The successful application of the DFM workflow is largely due to the availability of the next-generation technology for reservoir modeling. We could not perform this work using existing simulation technologies designed for structured grids. Our DFM work facilitated the understanding of recovery mechanisms and contributed to business decisions toward optimal development of the carbonate reservoir.
There are many hydrocarbon assets that occur in carbonate reservoirs where the primary storage is in low permeability matrix and the primary fluid production conduit is through fractures. An excellent description of naturally fractured reservoirs (NFRs), ranging from characterization to production case histories, can be found in Narr, Schechter and Thompson (2006).

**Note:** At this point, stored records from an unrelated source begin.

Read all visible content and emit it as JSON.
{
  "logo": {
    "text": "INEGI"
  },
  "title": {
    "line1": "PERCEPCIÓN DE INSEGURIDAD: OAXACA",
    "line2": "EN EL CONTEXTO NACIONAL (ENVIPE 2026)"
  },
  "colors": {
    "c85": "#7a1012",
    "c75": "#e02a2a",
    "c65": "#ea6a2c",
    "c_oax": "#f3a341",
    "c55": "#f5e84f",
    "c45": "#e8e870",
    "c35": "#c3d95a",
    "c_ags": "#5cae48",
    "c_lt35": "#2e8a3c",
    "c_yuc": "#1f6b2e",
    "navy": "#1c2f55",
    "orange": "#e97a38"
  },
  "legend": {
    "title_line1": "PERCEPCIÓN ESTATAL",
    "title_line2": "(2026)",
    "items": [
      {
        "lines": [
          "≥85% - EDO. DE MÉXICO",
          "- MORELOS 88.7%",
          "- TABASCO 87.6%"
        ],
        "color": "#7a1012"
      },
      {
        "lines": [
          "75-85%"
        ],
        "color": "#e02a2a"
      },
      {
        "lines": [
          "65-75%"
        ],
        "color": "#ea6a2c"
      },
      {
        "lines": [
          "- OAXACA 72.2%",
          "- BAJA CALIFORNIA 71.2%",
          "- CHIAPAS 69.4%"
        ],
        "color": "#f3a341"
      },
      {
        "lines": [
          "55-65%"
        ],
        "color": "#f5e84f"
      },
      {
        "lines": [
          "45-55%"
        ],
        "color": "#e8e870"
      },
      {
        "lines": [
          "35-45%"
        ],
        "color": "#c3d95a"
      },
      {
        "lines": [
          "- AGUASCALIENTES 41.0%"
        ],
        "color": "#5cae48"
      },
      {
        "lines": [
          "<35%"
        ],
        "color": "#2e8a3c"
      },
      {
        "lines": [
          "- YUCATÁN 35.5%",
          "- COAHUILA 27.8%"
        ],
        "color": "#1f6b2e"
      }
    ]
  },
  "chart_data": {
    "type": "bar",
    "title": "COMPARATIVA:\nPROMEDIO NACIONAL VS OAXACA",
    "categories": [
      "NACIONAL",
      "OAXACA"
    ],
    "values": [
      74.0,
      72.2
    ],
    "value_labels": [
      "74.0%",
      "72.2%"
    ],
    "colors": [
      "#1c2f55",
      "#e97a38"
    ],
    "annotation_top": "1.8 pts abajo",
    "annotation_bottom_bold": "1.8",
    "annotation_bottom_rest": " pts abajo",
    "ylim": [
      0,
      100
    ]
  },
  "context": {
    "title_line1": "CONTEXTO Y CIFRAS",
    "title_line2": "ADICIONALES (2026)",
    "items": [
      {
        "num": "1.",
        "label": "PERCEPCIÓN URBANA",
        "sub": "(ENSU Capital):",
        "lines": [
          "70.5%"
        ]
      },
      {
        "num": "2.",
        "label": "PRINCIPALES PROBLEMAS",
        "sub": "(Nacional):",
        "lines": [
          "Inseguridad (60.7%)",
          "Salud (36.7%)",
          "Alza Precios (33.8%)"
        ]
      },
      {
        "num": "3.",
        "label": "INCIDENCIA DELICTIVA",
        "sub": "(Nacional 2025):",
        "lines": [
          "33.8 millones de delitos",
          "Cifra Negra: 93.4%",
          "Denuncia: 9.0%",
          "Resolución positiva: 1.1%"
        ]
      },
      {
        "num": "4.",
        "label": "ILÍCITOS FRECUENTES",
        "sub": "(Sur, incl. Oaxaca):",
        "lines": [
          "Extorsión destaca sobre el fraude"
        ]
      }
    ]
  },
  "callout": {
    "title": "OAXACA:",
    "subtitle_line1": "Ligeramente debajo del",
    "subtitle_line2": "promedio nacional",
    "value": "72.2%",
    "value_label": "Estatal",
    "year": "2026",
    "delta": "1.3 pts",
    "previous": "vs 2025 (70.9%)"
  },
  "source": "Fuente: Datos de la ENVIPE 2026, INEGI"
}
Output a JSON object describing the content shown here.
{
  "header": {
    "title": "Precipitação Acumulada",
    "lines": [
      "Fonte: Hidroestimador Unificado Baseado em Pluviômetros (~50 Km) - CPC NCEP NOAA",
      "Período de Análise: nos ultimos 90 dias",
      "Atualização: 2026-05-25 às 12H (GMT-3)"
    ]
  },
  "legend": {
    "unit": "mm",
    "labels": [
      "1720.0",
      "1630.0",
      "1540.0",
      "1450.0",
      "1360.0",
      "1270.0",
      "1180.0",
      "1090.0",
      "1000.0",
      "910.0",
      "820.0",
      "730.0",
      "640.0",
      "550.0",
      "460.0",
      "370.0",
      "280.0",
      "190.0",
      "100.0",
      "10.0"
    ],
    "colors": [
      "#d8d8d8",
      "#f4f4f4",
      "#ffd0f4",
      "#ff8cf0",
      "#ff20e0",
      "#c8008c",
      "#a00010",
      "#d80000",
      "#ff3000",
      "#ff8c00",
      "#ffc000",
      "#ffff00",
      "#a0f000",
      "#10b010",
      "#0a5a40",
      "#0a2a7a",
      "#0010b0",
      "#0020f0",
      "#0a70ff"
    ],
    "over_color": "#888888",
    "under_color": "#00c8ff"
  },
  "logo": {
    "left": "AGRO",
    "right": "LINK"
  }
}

Application of reservoir simulation to NFRs started when Kazemi et al. (1976) adopted the dual-porosity concept introduced earlier in well test analysis (Warren and Root 1963) for application in multiphase flow simulation. The key assumption is that there exists a locally homogenized geometric shape factor for each grid cell that characterizes the interaction between the matrix and fracture media. Various forms of the shape factor have been derived, including methods to account for multiphase flow. The dual-porosity, and its extension to dual-porosity dual permeability, models requires the assumption of a representative element volume. Shape factors are often used as a history-matching parameter, rather than one that is derived from reservoir characterization.